2nd Chemo Treatment

Today was chemo treatment #2. Dr. Bowers was quite pleased to hear that Ed has had no serious side effects from the chemo (no nausea or diarrhea). Of course, we have heard that it gets worse after the 2nd or 3rd treatment, but Dr. Bowers says he thinks Ed will be fine. If he doesn't have any bad side effects yet, he won't. I guess time will tell who's right! I'm putting my money with Dr. Bowers--he's a smart man (in my honest opinion)!

The good news is that it appears Ed's liver has shrunk. From an external measurement, Dr. Bowers measured 10 cm down from 14 cm two weeks ago. This is very good news that after one treatment, we seem to be seeing a response. Yeah!

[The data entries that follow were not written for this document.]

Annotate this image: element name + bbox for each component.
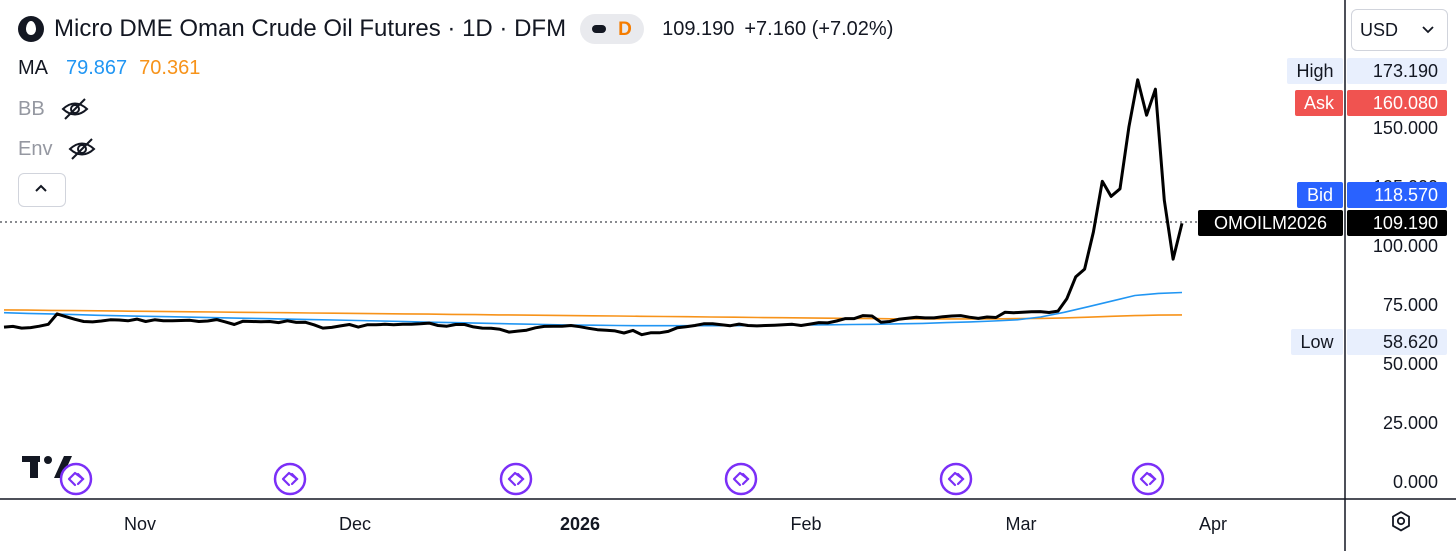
bid-value-box: [1347, 182, 1447, 208]
event-markers[interactable]: [59, 462, 1165, 496]
data-status-badge[interactable]: D: [580, 14, 645, 44]
x-axis-ticks: Nov Dec 2026 Feb Mar Apr: [124, 514, 1227, 534]
y-axis-ticks: 0.00025.00050.00075.000100.000125.000150…: [1373, 118, 1438, 492]
chevron-down-icon: [1422, 26, 1434, 34]
chevron-up-icon: [35, 184, 47, 192]
bid-label: Bid: [1307, 185, 1333, 205]
low-value-box: [1347, 329, 1447, 355]
price-change: +7.160 (+7.02%): [744, 17, 894, 40]
indicator-bb[interactable]: BB: [18, 97, 89, 121]
price-line: [3, 78, 1184, 337]
x-tick-label: Mar: [1006, 514, 1037, 534]
high-label: High: [1296, 61, 1333, 81]
currency-value: USD: [1360, 20, 1399, 40]
x-tick-label: 2026: [560, 514, 600, 534]
low-label-box: [1291, 329, 1343, 355]
ask-value-box: [1347, 90, 1447, 116]
ma-line-blue: [3, 291, 1183, 327]
y-tick-label: 100.000: [1373, 236, 1438, 256]
dividend-arrow-icon[interactable]: [59, 462, 93, 496]
high-value-box: [1347, 58, 1447, 84]
eye-off-icon[interactable]: [61, 97, 89, 121]
last-label: OMOILM2026: [1214, 213, 1327, 233]
low-label: Low: [1300, 332, 1334, 352]
indicator-env-label: Env: [18, 137, 53, 160]
high-label-box: [1287, 58, 1343, 84]
market-status-icon: [592, 25, 607, 33]
collapse-legend-button[interactable]: [18, 173, 66, 207]
last-price: 109.190: [662, 17, 735, 40]
y-tick-label: 50.000: [1383, 354, 1438, 374]
symbol-title[interactable]: Micro DME Oman Crude Oil Futures · 1D · …: [54, 15, 567, 42]
indicator-ma-value-2: 70.361: [139, 57, 201, 79]
series-lines: [3, 78, 1184, 337]
x-tick-label: Dec: [339, 514, 371, 534]
bid-value: 118.570: [1374, 185, 1438, 205]
dividend-arrow-icon[interactable]: [939, 462, 973, 496]
x-tick-label: Feb: [790, 514, 821, 534]
eye-off-icon[interactable]: [68, 137, 96, 161]
currency-select[interactable]: USD: [1351, 9, 1448, 51]
high-value: 173.190: [1373, 61, 1438, 81]
y-tick-label: 75.000: [1383, 295, 1438, 315]
indicator-ma[interactable]: MA 79.867 70.361: [18, 57, 200, 80]
indicator-env[interactable]: Env: [18, 137, 96, 161]
price-tags: High 173.190 Ask 160.080 Bid 118.570 OMOILM202…: [1198, 58, 1447, 355]
low-value: 58.620: [1383, 332, 1438, 352]
symbol-header: Micro DME Oman Crude Oil Futures · 1D · …: [18, 12, 893, 46]
ask-label-box: [1295, 90, 1343, 116]
gear-icon[interactable]: [1392, 510, 1410, 532]
ask-label: Ask: [1304, 93, 1335, 113]
oil-drop-icon: [18, 16, 44, 42]
ma-line-orange: [3, 309, 1183, 320]
y-tick-label: 0.000: [1393, 472, 1438, 492]
dividend-arrow-icon[interactable]: [499, 462, 533, 496]
delayed-badge: D: [618, 19, 632, 40]
indicator-bb-label: BB: [18, 97, 45, 120]
x-tick-label: Nov: [124, 514, 156, 534]
indicator-ma-label: MA: [18, 57, 48, 79]
dividend-arrow-icon[interactable]: [273, 462, 307, 496]
y-tick-label: 25.000: [1383, 413, 1438, 433]
dividend-arrow-icon[interactable]: [724, 462, 758, 496]
bid-label-box: [1297, 182, 1343, 208]
x-tick-label: Apr: [1199, 514, 1227, 534]
last-label-box: [1198, 210, 1343, 236]
dividend-arrow-icon[interactable]: [1131, 462, 1165, 496]
last-value-box: [1347, 210, 1447, 236]
y-tick-label: 150.000: [1373, 118, 1438, 138]
tv-logo-icon: [22, 456, 72, 478]
last-value: 109.190: [1373, 213, 1438, 233]
indicator-ma-value-1: 79.867: [66, 57, 128, 79]
ask-value: 160.080: [1373, 93, 1438, 113]
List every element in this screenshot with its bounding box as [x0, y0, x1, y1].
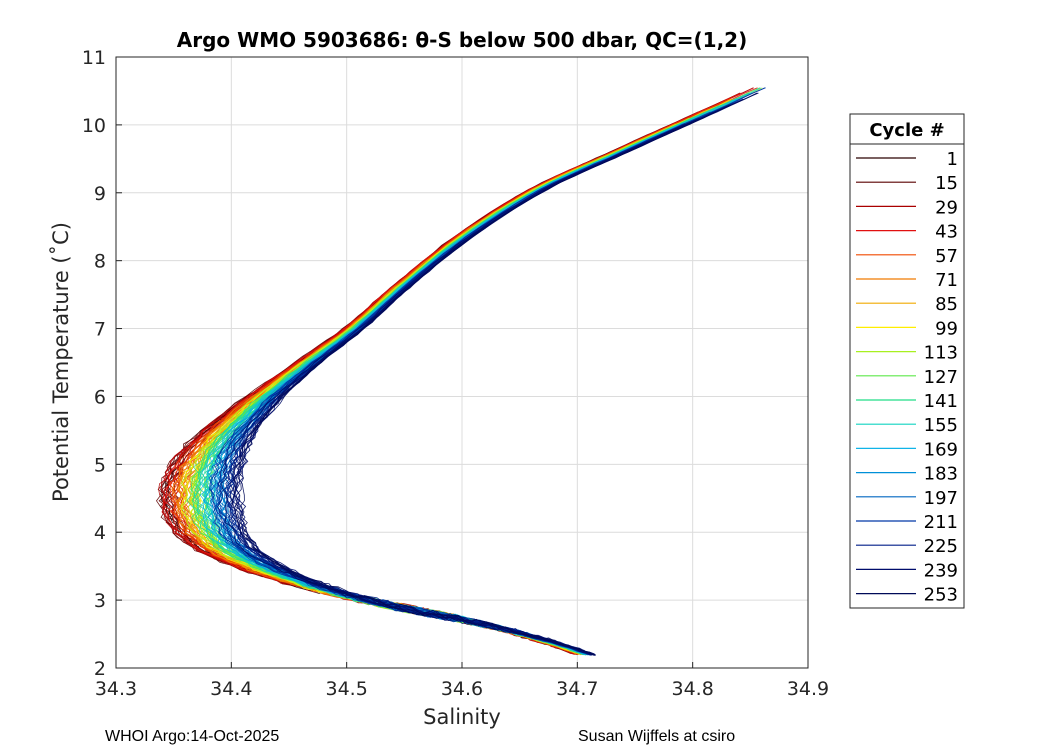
- legend-entry-label: 197: [924, 488, 958, 509]
- legend-entry-label: 15: [935, 173, 958, 194]
- legend-entry-label: 29: [935, 197, 958, 218]
- legend-box: [849, 113, 965, 609]
- y-tick-label: 10: [82, 115, 106, 137]
- legend-entries: 1 15 29 43 57 71 85 99 113 127 141 155 169 183 197 211 2…: [856, 149, 958, 606]
- legend-entry-label: 127: [924, 367, 958, 388]
- y-tick-label: 3: [94, 590, 106, 612]
- x-axis-label: Salinity: [423, 705, 501, 729]
- footer-right: Susan Wijffels at csiro: [578, 728, 735, 745]
- legend-entry-label: 169: [924, 439, 958, 460]
- y-tick-label: 11: [82, 47, 106, 69]
- y-tick-labels: 2 3 4 5 6 7 8 9 10 11: [82, 47, 122, 680]
- y-tick-label: 9: [94, 183, 106, 205]
- x-tick-label: 34.7: [556, 678, 598, 700]
- legend-entry-label: 183: [924, 464, 958, 485]
- legend-title: Cycle #: [869, 120, 944, 141]
- legend-entry-label: 239: [924, 560, 958, 581]
- legend-entry-label: 43: [935, 222, 958, 243]
- legend-entry-label: 225: [924, 536, 958, 557]
- cycle-profile-line: [237, 105, 730, 656]
- legend-entry-label: 141: [924, 391, 958, 412]
- x-tick-label: 34.8: [672, 678, 714, 700]
- y-tick-label: 5: [94, 454, 106, 476]
- y-tick-label: 8: [94, 251, 106, 273]
- y-tick-label: 2: [94, 658, 106, 680]
- legend-entry-label: 71: [935, 270, 958, 291]
- legend: Cycle # 1 15 29 43 57 71 85 99 113 127 141 155 169 18…: [849, 113, 965, 609]
- legend-entry-label: 1: [947, 149, 958, 170]
- legend-entry-label: 155: [924, 415, 958, 436]
- x-tick-label: 34.3: [95, 678, 137, 700]
- x-tick-label: 34.9: [787, 678, 829, 700]
- legend-entry-label: 211: [924, 512, 958, 533]
- series-lines: [156, 87, 766, 656]
- y-tick-label: 7: [94, 319, 106, 341]
- y-tick-label: 6: [94, 386, 106, 408]
- legend-entry-label: 57: [935, 246, 958, 267]
- x-tick-labels: 34.3 34.4 34.5 34.6 34.7 34.8 34.9: [95, 662, 829, 700]
- legend-entry-label: 99: [935, 318, 958, 339]
- y-axis-label: Potential Temperature (˚C): [49, 222, 73, 502]
- legend-entry-label: 85: [935, 294, 958, 315]
- y-tick-label: 4: [94, 522, 106, 544]
- legend-entry-label: 253: [924, 585, 958, 606]
- legend-entry-label: 113: [924, 343, 958, 364]
- x-tick-label: 34.4: [210, 678, 252, 700]
- chart-title: Argo WMO 5903686: θ-S below 500 dbar, QC…: [177, 28, 747, 52]
- x-tick-label: 34.5: [326, 678, 368, 700]
- footer-left: WHOI Argo:14-Oct-2025: [105, 728, 279, 745]
- x-tick-label: 34.6: [441, 678, 483, 700]
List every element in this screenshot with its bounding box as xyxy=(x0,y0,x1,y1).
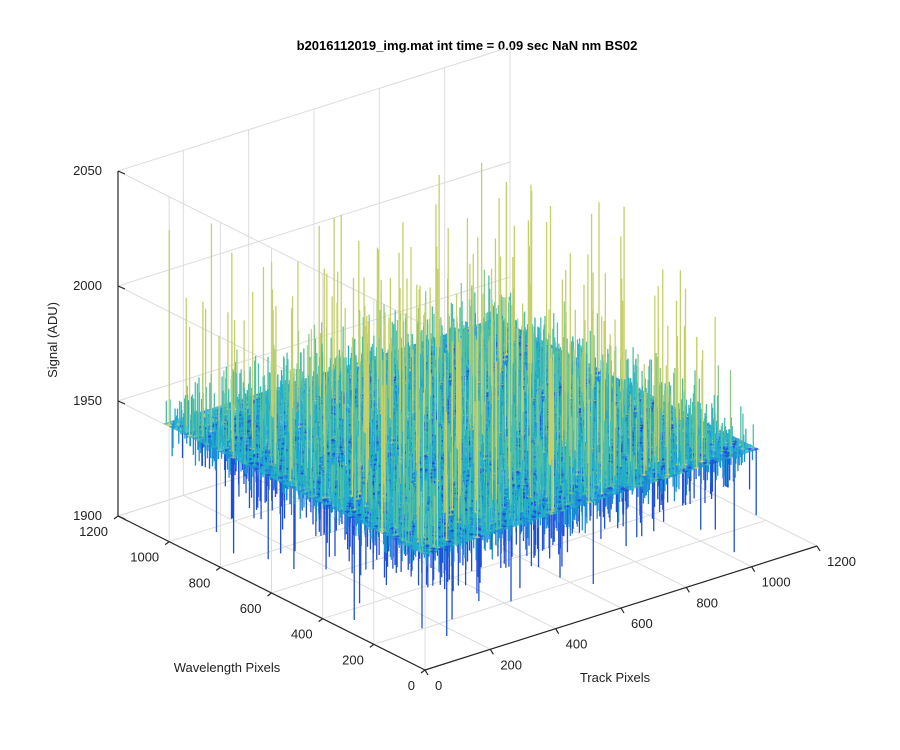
surface-cell xyxy=(204,440,212,443)
floor-grid-line xyxy=(373,519,766,645)
wall-grid-line xyxy=(117,46,511,172)
surface xyxy=(163,162,760,636)
surface-cell xyxy=(181,428,188,432)
wall-grid-line xyxy=(117,161,511,287)
floor-grid-line xyxy=(322,494,715,620)
wall-grid-line xyxy=(117,170,426,326)
surface-cell xyxy=(186,434,193,437)
chart-title: b2016112019_img.mat int time = 0.09 sec … xyxy=(297,38,638,53)
surface-cell xyxy=(189,435,196,439)
surface-cell xyxy=(278,416,286,420)
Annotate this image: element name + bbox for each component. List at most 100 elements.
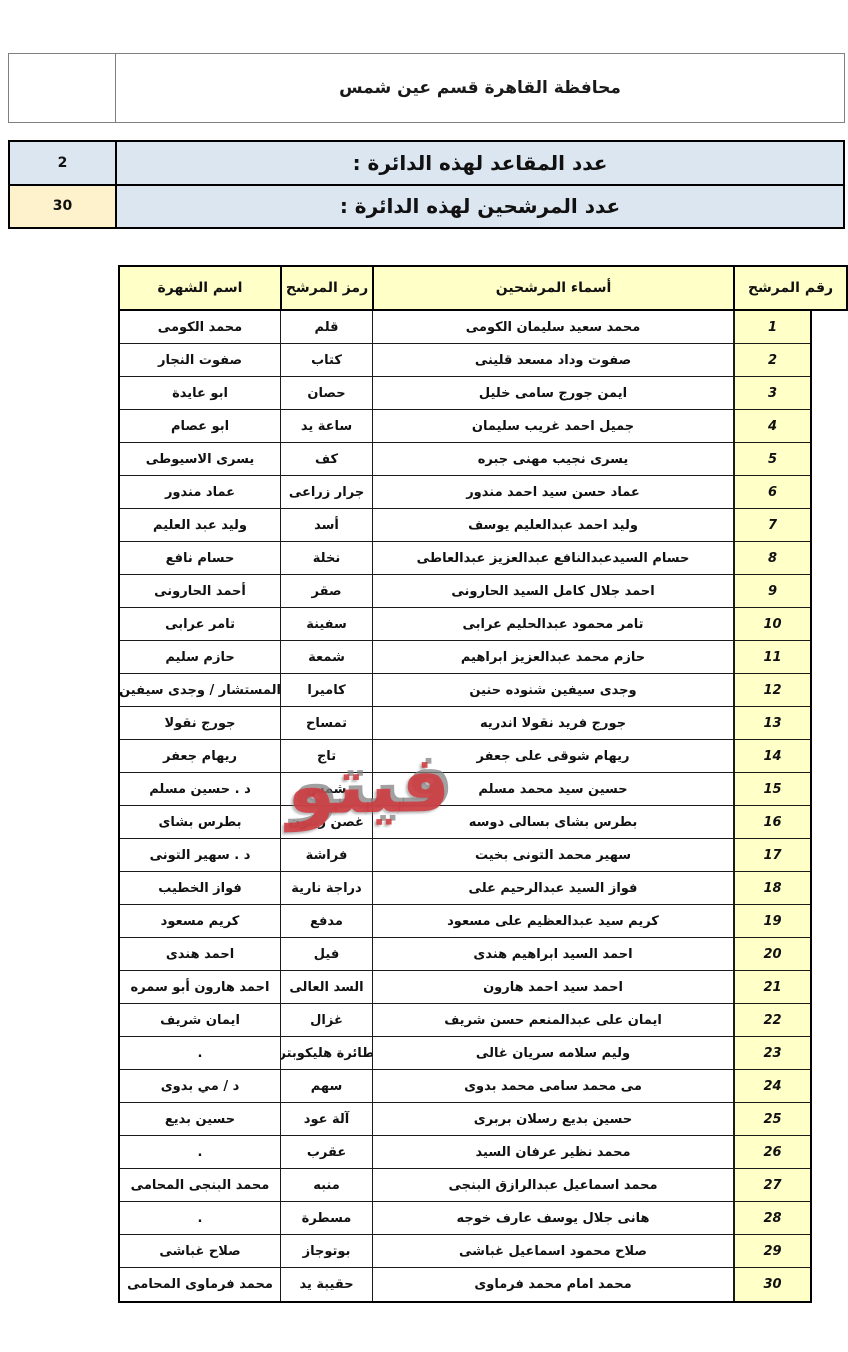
table-row: ريهام جعفر تاج ريهام شوقى على جعفر 14 xyxy=(120,740,810,773)
cell-symbol: فيل xyxy=(280,938,372,970)
cell-number: 10 xyxy=(733,608,810,640)
cell-alias: تامر عرابى xyxy=(165,616,235,632)
table-row: صلاح غباشى بوتوجاز صلاح محمود اسماعيل غب… xyxy=(120,1235,810,1268)
cell-alias: بطرس بشاى xyxy=(158,814,242,830)
cell-alias: محمد فرماوى المحامى xyxy=(127,1277,273,1292)
district-title: محافظة القاهرة قسم عين شمس xyxy=(339,78,621,98)
header-cell-alias: اسم الشهرة xyxy=(157,280,243,296)
cell-name: حسين سيد محمد مسلم xyxy=(372,773,733,805)
cell-alias: أحمد الحارونى xyxy=(154,583,246,599)
cell-name: محمد اسماعيل عبدالرازق البنجى xyxy=(372,1169,733,1201)
candidates-table-header: اسم الشهرة رمز المرشح أسماء المرشحين رقم… xyxy=(118,265,848,311)
cell-symbol: تاج xyxy=(280,740,372,772)
cell-symbol: كتاب xyxy=(280,344,372,376)
table-row: ابو عصام ساعة يد جميل احمد غريب سليمان 4 xyxy=(120,410,810,443)
cell-symbol: مدفع xyxy=(280,905,372,937)
cell-name: احمد السيد ابراهيم هندى xyxy=(372,938,733,970)
cell-name: تامر محمود عبدالحليم عرابى xyxy=(372,608,733,640)
cell-symbol: ساعة يد xyxy=(280,410,372,442)
table-row: أحمد الحارونى صقر احمد جلال كامل السيد ا… xyxy=(120,575,810,608)
cell-symbol: عقرب xyxy=(280,1136,372,1168)
cell-alias: يسرى الاسيوطى xyxy=(145,451,255,467)
cell-alias: وليد عبد العليم xyxy=(153,517,248,533)
table-row: جورج نقولا تمساح جورج فريد نقولا اندريه … xyxy=(120,707,810,740)
cell-symbol: دراجة نارية xyxy=(280,872,372,904)
cell-name: عماد حسن سيد احمد مندور xyxy=(372,476,733,508)
cell-alias: ايمان شريف xyxy=(160,1012,240,1028)
cell-number: 11 xyxy=(733,641,810,673)
table-row: عماد مندور جرار زراعى عماد حسن سيد احمد … xyxy=(120,476,810,509)
table-row: كريم مسعود مدفع كريم سيد عبدالعظيم على م… xyxy=(120,905,810,938)
table-row: احمد هندى فيل احمد السيد ابراهيم هندى 20 xyxy=(120,938,810,971)
cell-number: 22 xyxy=(733,1004,810,1036)
table-row: ابو عايدة حصان ايمن جورج سامى خليل 3 xyxy=(120,377,810,410)
cell-number: 15 xyxy=(733,773,810,805)
table-row: د . حسين مسلم شمس حسين سيد محمد مسلم 15 xyxy=(120,773,810,806)
cell-name: محمد نظير عرفان السيد xyxy=(372,1136,733,1168)
cell-alias: حسين بديع xyxy=(164,1111,236,1127)
cell-symbol: تمساح xyxy=(280,707,372,739)
candidates-count-row: 30 عدد المرشحين لهذه الدائرة : xyxy=(10,185,843,227)
cell-name: مى محمد سامى محمد بدوى xyxy=(372,1070,733,1102)
table-row: . مسطرة هانى جلال يوسف عارف خوجه 28 xyxy=(120,1202,810,1235)
table-row: صفوت النجار كتاب صفوت وداد مسعد قلينى 2 xyxy=(120,344,810,377)
cell-number: 14 xyxy=(733,740,810,772)
candidates-count-value: 30 xyxy=(10,185,117,227)
district-stats-table: 2 عدد المقاعد لهذه الدائرة : 30 عدد المر… xyxy=(8,140,845,229)
table-row: د . سهير التونى فراشة سهير محمد التونى ب… xyxy=(120,839,810,872)
cell-symbol: حصان xyxy=(280,377,372,409)
cell-name: ايمن جورج سامى خليل xyxy=(372,377,733,409)
cell-name: ايمان على عبدالمنعم حسن شريف xyxy=(372,1004,733,1036)
table-row: فواز الخطيب دراجة نارية فواز السيد عبدال… xyxy=(120,872,810,905)
table-row: حازم سليم شمعة حازم محمد عبدالعزيز ابراه… xyxy=(120,641,810,674)
cell-name: حازم محمد عبدالعزيز ابراهيم xyxy=(372,641,733,673)
cell-alias: محمد الكومى xyxy=(157,319,243,335)
cell-alias: حسام نافع xyxy=(165,550,235,566)
cell-symbol: طائرة هليكوبتر xyxy=(280,1037,372,1069)
cell-symbol: شمعة xyxy=(280,641,372,673)
cell-name: جورج فريد نقولا اندريه xyxy=(372,707,733,739)
cell-name: كريم سيد عبدالعظيم على مسعود xyxy=(372,905,733,937)
cell-alias: محمد البنجى المحامى xyxy=(130,1177,270,1193)
cell-symbol: كف xyxy=(280,443,372,475)
cell-name: صفوت وداد مسعد قلينى xyxy=(372,344,733,376)
cell-name: وجدى سيفين شنوده حنين xyxy=(372,674,733,706)
header-cell-number: رقم المرشح xyxy=(733,267,846,309)
cell-number: 17 xyxy=(733,839,810,871)
cell-alias: جورج نقولا xyxy=(164,715,236,731)
cell-alias: ابو عصام xyxy=(170,418,230,434)
header-cell-symbol: رمز المرشح xyxy=(280,267,372,309)
cell-alias: . xyxy=(197,1210,203,1226)
cell-number: 28 xyxy=(733,1202,810,1234)
cell-number: 8 xyxy=(733,542,810,574)
cell-symbol: السد العالى xyxy=(280,971,372,1003)
cell-number: 29 xyxy=(733,1235,810,1267)
table-row: المستشار / وجدى سيفين كاميرا وجدى سيفين … xyxy=(120,674,810,707)
cell-symbol: مسطرة xyxy=(280,1202,372,1234)
seats-row: 2 عدد المقاعد لهذه الدائرة : xyxy=(10,142,843,186)
cell-alias: فواز الخطيب xyxy=(158,880,242,896)
cell-name: فواز السيد عبدالرحيم على xyxy=(372,872,733,904)
table-row: . طائرة هليكوبتر وليم سلامه سريان غالى 2… xyxy=(120,1037,810,1070)
cell-alias: . xyxy=(197,1045,203,1061)
cell-name: وليد احمد عبدالعليم يوسف xyxy=(372,509,733,541)
table-row: حسام نافع نخلة حسام السيدعبدالنافع عبدال… xyxy=(120,542,810,575)
cell-symbol: شمس xyxy=(280,773,372,805)
header-cell-names: أسماء المرشحين xyxy=(372,267,733,309)
candidates-count-label: عدد المرشحين لهذه الدائرة : xyxy=(117,185,843,227)
cell-alias: المستشار / وجدى سيفين xyxy=(120,682,280,698)
cell-name: جميل احمد غريب سليمان xyxy=(372,410,733,442)
cell-alias: عماد مندور xyxy=(164,484,236,500)
district-title-box: محافظة القاهرة قسم عين شمس xyxy=(8,53,845,123)
table-row: تامر عرابى سفينة تامر محمود عبدالحليم عر… xyxy=(120,608,810,641)
cell-symbol: فراشة xyxy=(280,839,372,871)
cell-alias: حازم سليم xyxy=(165,649,235,665)
cell-symbol: سفينة xyxy=(280,608,372,640)
cell-name: احمد سيد احمد هارون xyxy=(372,971,733,1003)
table-row: محمد فرماوى المحامى حقيبة يد محمد امام م… xyxy=(120,1268,810,1301)
cell-symbol: صقر xyxy=(280,575,372,607)
table-row: بطرس بشاى غصن زيتون بطرس بشاى بسالى دوسه… xyxy=(120,806,810,839)
table-row: . عقرب محمد نظير عرفان السيد 26 xyxy=(120,1136,810,1169)
table-row: يسرى الاسيوطى كف يسرى نجيب مهنى جبره 5 xyxy=(120,443,810,476)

For today's chemotherapy, though, Ed only got the Irinotecan and no Avastin. Avastin can cause bleeding and since he has surgery next week for the port, we skipped the Avastin this week. Dr. Bowers did offer an alternative that Ed is genetically eligible for--Cetuximab. The downside with this agent is development of a rash. We both agreed (us and Dr. Bowers) that since the Avastin seems to working well, we wouldn't switch at this point and save the use for Cetuximab if we need it. Skipping Avastin for this round would be okay.

Ed will start the next round of Xeloda tomorrow as well. We continue to monitor and manage the minimal side effects he's dealing with. As Ed even pointed out, every little ache, pain, twinge is magnified right now so we try to monitor and manage each accordingly.

Today I asked Dr. Bowers about CEA counts--I come across this alot when reading about colon cancer online. It stands for Carcinoembryonic Antigen. CEA is a protein found in many types of cancer cells. A rising CEA may indicate a cancer is growing while a falling CEA may suggest a cancer is responding to treatment. Notice the "may"--it "may indicate" this or that. It doesn't always tell the full story but it's one piece of information. Right now, because Dr. Bowers can evaluate the size of the liver externally, he doesn't check CEA count every visit, but will do so further into the treatment. He did indicate that Ed's CEA count initially was over 300. If you read anything about this, "normal" is something 0-3 or 0-5. So I'm hoping when Dr. Bowers does future testing, this number will go down. And anyone who knows me, knows I need these numbers--something tangible and measurable. This is why I had to see the CT scan for myself as well. That's my job, though, right?

So life continues to march on and we continue to move forward looking forward to ringing in the new year with Dan and his girlfriend, Cassie. Next week on Tuesday we have the port surgery and the following week we have our next chemo session (every 2 weeks).

I thank everyone for your ongoing support and prayers. Please keep the prayers coming.